With her son grown up, she has more time to step back and take an interest in the hustle and bustle of INRS. She has joined the management committee of Professor Philippe Constant’s new partnership research chair in microbiome engineering for environmental and agri-food applications at the Centre Armand-Frappier Biotechnologie research and training centre in Laval. The work of the chair, which is funded by the City of Laval, is aimed at improving our understanding and use of microbial communities in soil, water, plants and food bioprocesses. As she left the conference announcing the launch of the Chair in May 2023, she said that she had “found her family,” so much so did she feel an affinity with the scientists she met there and with whom she engaged in rich exchanges. She is very excited about this new avenue of research. “The microbiome is the only natural kingdom that humans have not yet abused. We’ve ruined resources like plants and animals, not to mention humans. We have to be respectful this time,” she says.

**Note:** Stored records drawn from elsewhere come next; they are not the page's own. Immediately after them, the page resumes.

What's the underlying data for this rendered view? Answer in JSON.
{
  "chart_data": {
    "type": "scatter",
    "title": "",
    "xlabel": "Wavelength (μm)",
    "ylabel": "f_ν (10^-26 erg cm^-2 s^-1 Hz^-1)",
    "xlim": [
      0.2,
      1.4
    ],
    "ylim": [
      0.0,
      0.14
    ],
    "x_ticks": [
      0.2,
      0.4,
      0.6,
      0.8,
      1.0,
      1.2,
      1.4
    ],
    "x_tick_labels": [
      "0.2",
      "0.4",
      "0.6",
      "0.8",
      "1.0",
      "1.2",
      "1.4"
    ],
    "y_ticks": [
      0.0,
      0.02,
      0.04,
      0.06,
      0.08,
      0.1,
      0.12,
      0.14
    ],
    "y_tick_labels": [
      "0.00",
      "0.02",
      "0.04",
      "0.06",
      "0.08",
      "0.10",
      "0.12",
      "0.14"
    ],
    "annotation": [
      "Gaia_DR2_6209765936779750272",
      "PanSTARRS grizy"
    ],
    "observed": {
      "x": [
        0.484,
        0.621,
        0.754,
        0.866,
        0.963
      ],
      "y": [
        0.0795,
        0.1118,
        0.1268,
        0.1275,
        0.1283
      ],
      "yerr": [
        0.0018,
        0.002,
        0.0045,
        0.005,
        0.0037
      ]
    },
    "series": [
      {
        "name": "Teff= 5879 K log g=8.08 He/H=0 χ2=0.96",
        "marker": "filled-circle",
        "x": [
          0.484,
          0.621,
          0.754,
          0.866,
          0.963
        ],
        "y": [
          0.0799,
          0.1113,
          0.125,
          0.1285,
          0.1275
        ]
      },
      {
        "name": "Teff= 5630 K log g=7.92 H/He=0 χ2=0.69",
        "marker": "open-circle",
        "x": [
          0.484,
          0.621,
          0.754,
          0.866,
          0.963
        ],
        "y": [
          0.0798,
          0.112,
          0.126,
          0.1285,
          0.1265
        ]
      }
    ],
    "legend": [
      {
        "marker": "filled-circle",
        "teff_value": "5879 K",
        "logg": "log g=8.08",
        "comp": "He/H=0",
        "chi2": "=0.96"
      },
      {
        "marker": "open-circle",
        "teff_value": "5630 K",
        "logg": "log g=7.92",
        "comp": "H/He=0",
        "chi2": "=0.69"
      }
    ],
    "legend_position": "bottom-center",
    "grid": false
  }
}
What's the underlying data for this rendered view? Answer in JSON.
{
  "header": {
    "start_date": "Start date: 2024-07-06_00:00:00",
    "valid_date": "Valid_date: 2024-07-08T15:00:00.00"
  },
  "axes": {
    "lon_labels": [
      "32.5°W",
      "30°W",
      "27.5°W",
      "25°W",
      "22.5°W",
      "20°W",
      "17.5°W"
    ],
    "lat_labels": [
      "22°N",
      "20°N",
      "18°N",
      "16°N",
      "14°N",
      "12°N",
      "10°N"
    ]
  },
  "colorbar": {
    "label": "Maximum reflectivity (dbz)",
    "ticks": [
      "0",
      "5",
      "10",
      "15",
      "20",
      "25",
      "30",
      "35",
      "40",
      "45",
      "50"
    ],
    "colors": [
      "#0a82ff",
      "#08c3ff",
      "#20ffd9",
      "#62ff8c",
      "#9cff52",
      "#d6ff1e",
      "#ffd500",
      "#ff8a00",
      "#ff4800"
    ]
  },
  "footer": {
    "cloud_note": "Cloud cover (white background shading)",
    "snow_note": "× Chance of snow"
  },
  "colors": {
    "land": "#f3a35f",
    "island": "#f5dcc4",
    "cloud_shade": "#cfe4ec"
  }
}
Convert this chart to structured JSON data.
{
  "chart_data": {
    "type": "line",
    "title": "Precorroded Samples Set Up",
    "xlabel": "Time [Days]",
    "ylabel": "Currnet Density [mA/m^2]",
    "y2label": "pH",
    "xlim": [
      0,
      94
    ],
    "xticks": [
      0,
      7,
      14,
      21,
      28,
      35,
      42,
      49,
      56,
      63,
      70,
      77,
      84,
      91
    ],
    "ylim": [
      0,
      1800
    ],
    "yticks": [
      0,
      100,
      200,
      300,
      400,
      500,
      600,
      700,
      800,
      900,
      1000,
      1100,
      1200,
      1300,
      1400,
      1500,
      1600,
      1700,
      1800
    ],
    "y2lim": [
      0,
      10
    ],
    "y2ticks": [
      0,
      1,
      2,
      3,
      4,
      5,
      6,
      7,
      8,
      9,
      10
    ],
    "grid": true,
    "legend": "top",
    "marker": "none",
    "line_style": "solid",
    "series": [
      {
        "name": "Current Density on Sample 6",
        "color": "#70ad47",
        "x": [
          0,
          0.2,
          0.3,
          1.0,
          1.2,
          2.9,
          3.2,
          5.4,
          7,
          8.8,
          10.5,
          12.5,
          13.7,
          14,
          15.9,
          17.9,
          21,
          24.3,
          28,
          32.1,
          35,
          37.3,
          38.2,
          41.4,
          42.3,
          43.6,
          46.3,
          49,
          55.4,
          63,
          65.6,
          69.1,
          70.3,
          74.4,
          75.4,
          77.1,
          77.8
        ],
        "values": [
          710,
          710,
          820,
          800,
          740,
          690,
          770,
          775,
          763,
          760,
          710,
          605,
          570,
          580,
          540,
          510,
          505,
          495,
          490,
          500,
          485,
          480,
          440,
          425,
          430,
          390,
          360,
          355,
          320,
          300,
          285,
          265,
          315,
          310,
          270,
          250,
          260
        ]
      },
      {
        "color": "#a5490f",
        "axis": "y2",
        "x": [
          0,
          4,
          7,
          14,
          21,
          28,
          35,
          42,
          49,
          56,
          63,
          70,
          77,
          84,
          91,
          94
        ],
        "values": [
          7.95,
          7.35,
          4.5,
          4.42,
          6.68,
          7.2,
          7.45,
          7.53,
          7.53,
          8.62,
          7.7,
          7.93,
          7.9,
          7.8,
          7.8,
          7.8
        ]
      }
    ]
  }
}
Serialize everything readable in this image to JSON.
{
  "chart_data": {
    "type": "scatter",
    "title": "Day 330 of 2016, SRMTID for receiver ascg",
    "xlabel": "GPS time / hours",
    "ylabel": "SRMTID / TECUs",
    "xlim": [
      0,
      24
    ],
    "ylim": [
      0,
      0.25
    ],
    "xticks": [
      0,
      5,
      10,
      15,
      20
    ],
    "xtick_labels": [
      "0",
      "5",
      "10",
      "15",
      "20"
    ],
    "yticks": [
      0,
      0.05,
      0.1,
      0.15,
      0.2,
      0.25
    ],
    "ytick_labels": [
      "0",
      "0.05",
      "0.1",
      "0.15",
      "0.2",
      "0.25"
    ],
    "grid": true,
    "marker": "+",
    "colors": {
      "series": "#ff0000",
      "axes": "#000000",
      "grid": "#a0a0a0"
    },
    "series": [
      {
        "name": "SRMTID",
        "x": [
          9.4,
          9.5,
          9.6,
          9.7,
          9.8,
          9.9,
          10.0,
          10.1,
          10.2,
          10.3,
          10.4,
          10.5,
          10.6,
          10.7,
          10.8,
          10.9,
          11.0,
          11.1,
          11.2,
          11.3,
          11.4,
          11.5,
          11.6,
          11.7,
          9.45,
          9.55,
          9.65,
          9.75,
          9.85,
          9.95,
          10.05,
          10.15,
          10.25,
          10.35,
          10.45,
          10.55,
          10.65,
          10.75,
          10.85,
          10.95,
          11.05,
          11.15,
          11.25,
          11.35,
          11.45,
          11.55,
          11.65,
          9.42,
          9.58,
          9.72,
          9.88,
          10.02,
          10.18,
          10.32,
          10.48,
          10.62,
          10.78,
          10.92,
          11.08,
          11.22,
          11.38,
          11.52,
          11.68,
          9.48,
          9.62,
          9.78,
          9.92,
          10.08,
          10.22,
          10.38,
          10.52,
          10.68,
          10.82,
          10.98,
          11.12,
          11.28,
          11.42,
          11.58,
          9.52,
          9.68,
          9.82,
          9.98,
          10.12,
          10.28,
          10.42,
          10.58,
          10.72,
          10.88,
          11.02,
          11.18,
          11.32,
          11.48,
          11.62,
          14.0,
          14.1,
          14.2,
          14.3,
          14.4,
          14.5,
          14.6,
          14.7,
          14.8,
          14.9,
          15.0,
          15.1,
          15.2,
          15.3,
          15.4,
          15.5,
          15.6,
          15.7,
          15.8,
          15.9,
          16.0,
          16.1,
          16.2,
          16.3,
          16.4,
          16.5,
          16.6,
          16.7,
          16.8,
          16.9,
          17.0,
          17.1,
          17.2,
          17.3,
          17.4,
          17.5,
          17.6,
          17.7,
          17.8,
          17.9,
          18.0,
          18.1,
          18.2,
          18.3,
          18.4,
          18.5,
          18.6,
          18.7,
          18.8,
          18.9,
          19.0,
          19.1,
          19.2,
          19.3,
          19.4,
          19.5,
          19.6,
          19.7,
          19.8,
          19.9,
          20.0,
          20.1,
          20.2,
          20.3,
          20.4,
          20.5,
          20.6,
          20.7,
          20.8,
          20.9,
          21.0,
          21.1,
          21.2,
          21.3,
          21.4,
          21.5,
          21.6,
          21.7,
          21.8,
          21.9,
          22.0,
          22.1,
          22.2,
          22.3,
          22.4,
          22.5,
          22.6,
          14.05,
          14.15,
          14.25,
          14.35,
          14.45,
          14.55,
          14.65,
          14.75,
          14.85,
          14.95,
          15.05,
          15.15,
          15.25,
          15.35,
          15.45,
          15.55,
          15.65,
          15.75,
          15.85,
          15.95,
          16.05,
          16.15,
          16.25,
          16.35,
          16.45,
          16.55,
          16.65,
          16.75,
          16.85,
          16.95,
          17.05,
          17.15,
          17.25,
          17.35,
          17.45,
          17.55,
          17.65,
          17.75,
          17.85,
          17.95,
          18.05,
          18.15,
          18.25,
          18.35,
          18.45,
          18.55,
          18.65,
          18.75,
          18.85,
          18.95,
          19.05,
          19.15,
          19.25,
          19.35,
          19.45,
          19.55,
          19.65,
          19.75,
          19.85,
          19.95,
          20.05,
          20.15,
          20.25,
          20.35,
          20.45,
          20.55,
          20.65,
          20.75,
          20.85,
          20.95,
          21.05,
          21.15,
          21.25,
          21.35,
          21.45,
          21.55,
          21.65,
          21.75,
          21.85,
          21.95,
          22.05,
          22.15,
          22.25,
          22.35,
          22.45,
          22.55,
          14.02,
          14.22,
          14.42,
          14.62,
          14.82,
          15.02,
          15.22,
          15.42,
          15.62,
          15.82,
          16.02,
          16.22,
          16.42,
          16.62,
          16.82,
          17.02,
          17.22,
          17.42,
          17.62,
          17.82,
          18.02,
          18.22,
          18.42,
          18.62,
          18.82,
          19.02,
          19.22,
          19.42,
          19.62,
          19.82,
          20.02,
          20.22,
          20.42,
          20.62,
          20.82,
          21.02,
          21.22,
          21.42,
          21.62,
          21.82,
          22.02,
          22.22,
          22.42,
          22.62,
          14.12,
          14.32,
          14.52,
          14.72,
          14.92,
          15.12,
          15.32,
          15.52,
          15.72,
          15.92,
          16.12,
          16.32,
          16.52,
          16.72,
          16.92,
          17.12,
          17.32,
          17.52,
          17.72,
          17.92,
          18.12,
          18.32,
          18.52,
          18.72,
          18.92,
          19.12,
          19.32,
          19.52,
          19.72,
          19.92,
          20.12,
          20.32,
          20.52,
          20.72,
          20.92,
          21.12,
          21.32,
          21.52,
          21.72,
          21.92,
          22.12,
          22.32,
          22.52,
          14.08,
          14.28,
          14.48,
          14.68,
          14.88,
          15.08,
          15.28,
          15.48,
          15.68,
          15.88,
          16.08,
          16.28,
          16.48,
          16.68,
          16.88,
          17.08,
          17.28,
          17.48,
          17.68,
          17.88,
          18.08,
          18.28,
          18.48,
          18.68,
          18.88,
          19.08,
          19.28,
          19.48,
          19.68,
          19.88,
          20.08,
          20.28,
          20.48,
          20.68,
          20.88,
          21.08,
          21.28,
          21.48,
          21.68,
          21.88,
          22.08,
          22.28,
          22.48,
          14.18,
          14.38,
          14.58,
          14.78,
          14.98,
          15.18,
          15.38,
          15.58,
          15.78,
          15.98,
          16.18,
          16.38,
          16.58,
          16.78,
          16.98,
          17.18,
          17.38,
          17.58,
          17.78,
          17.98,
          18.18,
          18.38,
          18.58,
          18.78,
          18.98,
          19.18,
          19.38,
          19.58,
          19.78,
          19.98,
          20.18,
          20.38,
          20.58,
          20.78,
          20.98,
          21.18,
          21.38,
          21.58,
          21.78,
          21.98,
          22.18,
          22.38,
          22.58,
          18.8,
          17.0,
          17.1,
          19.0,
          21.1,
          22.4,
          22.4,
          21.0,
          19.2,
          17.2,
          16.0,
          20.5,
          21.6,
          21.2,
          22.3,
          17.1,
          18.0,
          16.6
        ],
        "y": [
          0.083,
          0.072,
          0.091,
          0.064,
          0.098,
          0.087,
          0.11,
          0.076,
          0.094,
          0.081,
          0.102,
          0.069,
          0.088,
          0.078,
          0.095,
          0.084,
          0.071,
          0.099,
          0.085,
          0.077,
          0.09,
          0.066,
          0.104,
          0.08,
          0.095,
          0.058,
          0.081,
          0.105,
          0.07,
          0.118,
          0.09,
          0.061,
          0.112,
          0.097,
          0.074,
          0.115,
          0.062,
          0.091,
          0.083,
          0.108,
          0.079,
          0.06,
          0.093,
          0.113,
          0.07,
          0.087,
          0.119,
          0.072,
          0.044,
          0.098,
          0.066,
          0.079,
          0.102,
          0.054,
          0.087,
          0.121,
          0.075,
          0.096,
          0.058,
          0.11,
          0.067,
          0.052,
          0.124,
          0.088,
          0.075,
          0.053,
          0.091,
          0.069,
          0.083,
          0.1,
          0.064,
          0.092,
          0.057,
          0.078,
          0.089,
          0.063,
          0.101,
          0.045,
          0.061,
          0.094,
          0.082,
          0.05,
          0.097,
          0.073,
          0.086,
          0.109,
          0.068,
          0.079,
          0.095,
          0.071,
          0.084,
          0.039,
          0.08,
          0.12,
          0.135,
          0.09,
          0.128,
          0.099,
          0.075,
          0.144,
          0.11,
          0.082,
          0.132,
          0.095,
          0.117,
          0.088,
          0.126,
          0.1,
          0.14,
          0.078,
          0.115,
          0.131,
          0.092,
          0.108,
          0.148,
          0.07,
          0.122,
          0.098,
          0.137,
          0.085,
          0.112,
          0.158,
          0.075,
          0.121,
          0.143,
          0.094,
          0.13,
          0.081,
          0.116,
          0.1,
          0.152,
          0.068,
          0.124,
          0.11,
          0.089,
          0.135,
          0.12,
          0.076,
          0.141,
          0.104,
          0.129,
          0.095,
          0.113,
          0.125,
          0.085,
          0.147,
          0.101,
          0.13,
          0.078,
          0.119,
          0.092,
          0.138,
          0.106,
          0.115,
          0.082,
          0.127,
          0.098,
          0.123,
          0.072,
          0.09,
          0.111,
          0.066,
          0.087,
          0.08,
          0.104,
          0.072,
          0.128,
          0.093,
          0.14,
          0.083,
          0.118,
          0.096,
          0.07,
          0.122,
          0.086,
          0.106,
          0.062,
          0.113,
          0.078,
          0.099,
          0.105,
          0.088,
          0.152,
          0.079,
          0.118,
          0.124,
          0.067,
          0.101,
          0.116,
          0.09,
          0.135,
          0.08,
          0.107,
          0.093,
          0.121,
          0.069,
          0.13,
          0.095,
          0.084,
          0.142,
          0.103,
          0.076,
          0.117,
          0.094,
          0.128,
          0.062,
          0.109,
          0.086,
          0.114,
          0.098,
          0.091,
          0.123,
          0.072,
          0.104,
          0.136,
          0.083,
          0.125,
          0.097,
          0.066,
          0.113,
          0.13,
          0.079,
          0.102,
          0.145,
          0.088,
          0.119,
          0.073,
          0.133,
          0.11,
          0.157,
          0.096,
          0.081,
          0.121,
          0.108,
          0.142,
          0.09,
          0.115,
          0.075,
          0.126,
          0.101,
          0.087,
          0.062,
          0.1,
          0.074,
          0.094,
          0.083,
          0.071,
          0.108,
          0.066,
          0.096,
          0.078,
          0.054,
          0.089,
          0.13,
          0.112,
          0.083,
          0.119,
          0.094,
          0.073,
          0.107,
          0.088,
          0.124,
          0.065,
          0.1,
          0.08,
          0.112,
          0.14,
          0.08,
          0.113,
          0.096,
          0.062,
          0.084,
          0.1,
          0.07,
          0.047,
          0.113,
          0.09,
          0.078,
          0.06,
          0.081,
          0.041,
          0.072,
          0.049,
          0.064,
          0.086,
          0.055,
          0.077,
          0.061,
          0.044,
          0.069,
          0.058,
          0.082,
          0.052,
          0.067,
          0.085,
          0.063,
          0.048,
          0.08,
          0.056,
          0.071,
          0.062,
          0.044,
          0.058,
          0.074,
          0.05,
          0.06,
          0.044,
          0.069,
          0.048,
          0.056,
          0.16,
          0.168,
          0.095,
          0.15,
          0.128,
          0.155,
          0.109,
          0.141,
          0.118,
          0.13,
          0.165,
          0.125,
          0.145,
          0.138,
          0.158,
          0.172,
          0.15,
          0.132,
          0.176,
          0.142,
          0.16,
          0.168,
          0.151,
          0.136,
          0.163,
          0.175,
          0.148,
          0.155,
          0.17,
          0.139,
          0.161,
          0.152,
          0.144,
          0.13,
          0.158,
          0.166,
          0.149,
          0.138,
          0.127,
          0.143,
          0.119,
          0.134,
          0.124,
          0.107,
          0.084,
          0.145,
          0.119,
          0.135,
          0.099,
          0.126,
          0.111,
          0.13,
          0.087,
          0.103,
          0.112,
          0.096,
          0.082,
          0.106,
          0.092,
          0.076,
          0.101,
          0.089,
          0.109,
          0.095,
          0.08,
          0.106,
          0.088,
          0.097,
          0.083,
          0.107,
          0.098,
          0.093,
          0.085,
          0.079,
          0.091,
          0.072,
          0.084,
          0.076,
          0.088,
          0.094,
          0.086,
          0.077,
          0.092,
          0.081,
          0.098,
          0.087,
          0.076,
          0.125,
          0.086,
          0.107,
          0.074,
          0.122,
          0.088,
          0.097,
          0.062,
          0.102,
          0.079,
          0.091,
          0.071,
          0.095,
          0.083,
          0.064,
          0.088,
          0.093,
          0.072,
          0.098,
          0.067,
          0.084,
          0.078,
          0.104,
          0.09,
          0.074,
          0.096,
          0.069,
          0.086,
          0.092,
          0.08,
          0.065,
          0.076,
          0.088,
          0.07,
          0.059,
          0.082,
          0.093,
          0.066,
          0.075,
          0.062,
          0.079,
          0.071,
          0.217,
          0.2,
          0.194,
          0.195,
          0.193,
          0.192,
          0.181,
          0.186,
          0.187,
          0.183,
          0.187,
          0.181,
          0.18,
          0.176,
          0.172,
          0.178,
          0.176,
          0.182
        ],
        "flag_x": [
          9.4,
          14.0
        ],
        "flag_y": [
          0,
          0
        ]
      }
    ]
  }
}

She is also planning other collaborations with Professor Constant, including workshops for INRS students to encourage reflection and put into perspective the role of science in society in general and in decision-making in particular, in order to ensure a sustainable future. “Researchers must have irreproachable integrity and have a louder voice than accountants in society, for the future of humanity and its ecosystem,” she says.
Advocating a better general knowledge and an end to over-specialisation, our alumna is pleased to see that universities are increasingly positioning themselves on public policy issues. Her message to the next generation of scientists is: “You’re not simply workers, you’re thinkers first.”
In passing, she pays tribute to her friend Jean-Daniel Bourgault, librarian at INRS’s Centre Eau Terre Environnement, who has “encouraged and fed her with readings” since the beginning of her journey and continues to do so today. “INRS is a great family. Thank you all, and I look forward to brainstorming together again in the future,” she concludes.